Chicken Delight (5.9): The name might not instill fear, but you can bet your guns that you'll be pumped by the time you hit the "Thank God" hold about 2/3 of the way up this diagnoling crack. Yellow Aliens are your friend, as are wired nuts. The rock is spectacular, as it is on the entire swath known as the Barber Wall (named in honor of prolific North Conway first-ascentionist Henry Barber), but if you're not used to crack climbing, this route might pack a little more punch than you're expecting out of a one-pitch outing.

The Book of Solemnity (5.10a): This two pitch climb ascends an obvious, right-facing open book to a spicy traverse. Look for soft iron pro, wired-nut placements, and be sure to bring a #2 Camalot to protect the end of the traverse! Then, get psyched for the glory layback on big holds to the anchors, which are two bolts. Typically, bolts wouldn't be worth mentioning, but this being Cathedral, these are some of the only bolts on the entire wall. The second pitch changes in nature to a face climb, but is also spectacular. A true North Country classic. Just be sure to consider that Joe Cote put this put YEARS before the advent of sticky-rubber shoes. Remember that traverse? Makes you feel differently to think of Cote up there in leather boots on the FFA."

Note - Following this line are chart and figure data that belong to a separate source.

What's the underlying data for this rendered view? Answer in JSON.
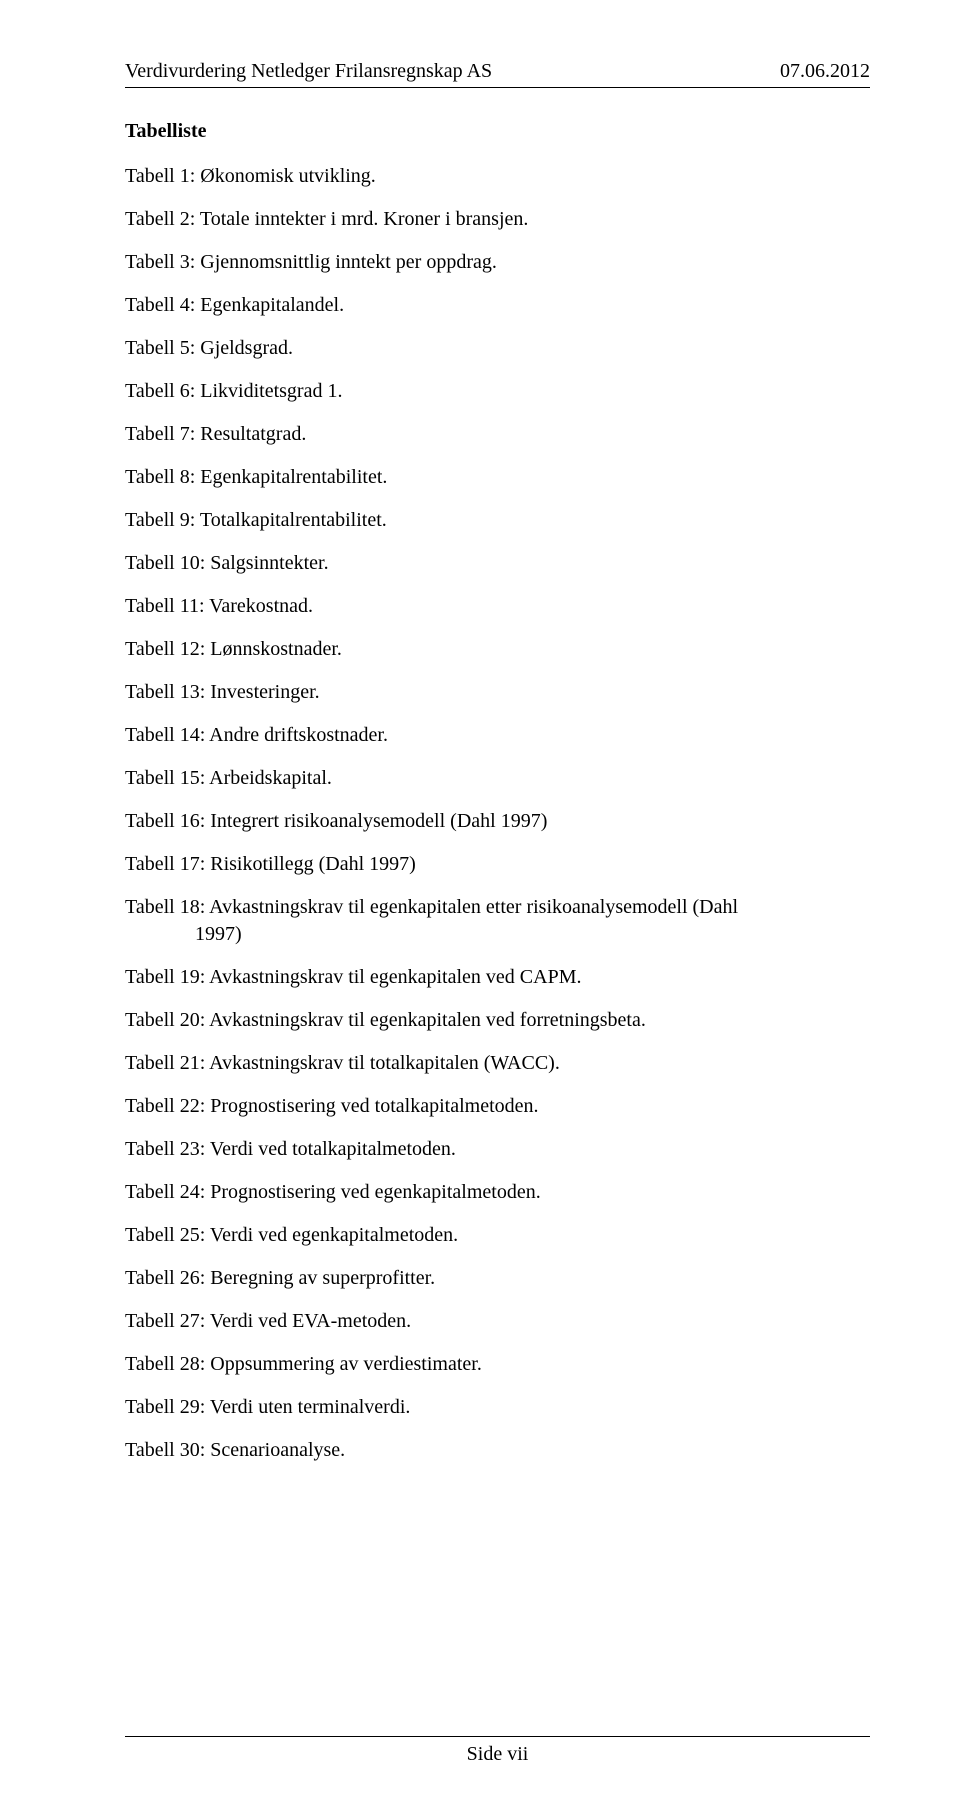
{
  "header": {
    "left": "Verdivurdering Netledger Frilansregnskap AS",
    "right": "07.06.2012"
  },
  "section_title": "Tabelliste",
  "entries": [
    {
      "text": "Tabell 1: Økonomisk utvikling."
    },
    {
      "text": "Tabell 2: Totale inntekter i mrd. Kroner i bransjen."
    },
    {
      "text": "Tabell 3: Gjennomsnittlig inntekt per oppdrag."
    },
    {
      "text": "Tabell 4: Egenkapitalandel."
    },
    {
      "text": "Tabell 5: Gjeldsgrad."
    },
    {
      "text": "Tabell 6: Likviditetsgrad 1."
    },
    {
      "text": "Tabell 7: Resultatgrad."
    },
    {
      "text": "Tabell 8: Egenkapitalrentabilitet."
    },
    {
      "text": "Tabell 9: Totalkapitalrentabilitet."
    },
    {
      "text": "Tabell 10: Salgsinntekter."
    },
    {
      "text": "Tabell 11: Varekostnad."
    },
    {
      "text": "Tabell 12: Lønnskostnader."
    },
    {
      "text": "Tabell 13: Investeringer."
    },
    {
      "text": "Tabell 14: Andre driftskostnader."
    },
    {
      "text": "Tabell 15: Arbeidskapital."
    },
    {
      "text": "Tabell 16: Integrert risikoanalysemodell (Dahl 1997)"
    },
    {
      "text": "Tabell 17: Risikotillegg (Dahl 1997)"
    },
    {
      "text": "Tabell 18: Avkastningskrav til egenkapitalen etter risikoanalysemodell (Dahl",
      "cont": "1997)"
    },
    {
      "text": "Tabell 19: Avkastningskrav til egenkapitalen ved CAPM."
    },
    {
      "text": "Tabell 20: Avkastningskrav til egenkapitalen ved forretningsbeta."
    },
    {
      "text": "Tabell 21: Avkastningskrav til totalkapitalen (WACC)."
    },
    {
      "text": "Tabell 22: Prognostisering ved totalkapitalmetoden."
    },
    {
      "text": "Tabell 23: Verdi ved totalkapitalmetoden."
    },
    {
      "text": "Tabell 24: Prognostisering ved egenkapitalmetoden."
    },
    {
      "text": "Tabell 25: Verdi ved egenkapitalmetoden."
    },
    {
      "text": "Tabell 26: Beregning av superprofitter."
    },
    {
      "text": "Tabell 27: Verdi ved EVA-metoden."
    },
    {
      "text": "Tabell 28: Oppsummering av verdiestimater."
    },
    {
      "text": "Tabell 29: Verdi uten terminalverdi."
    },
    {
      "text": "Tabell 30: Scenarioanalyse."
    }
  ],
  "footer": {
    "page_label": "Side vii"
  }
}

Nutcracker (5.9): If you learned to climb at Rumney, the Gunks, or other East Coast face climbing Mecca's, this one will crack your... But if you're not evolving your crack-climbing skills, you're not going to fare well in Yosemite, so buck up soldier and plug away! Cams are your friend for the crux, which is roughly halfway up this slightly steeper-than-vertical wall. The going starts off easy enough, but this being a Henry Barber "5.9", you know that something wicked this way comes...and cometh it does. The pro is solid, the fall is clean (I've taken it several times), so consider this perfect homework before tackling anything in the Valley.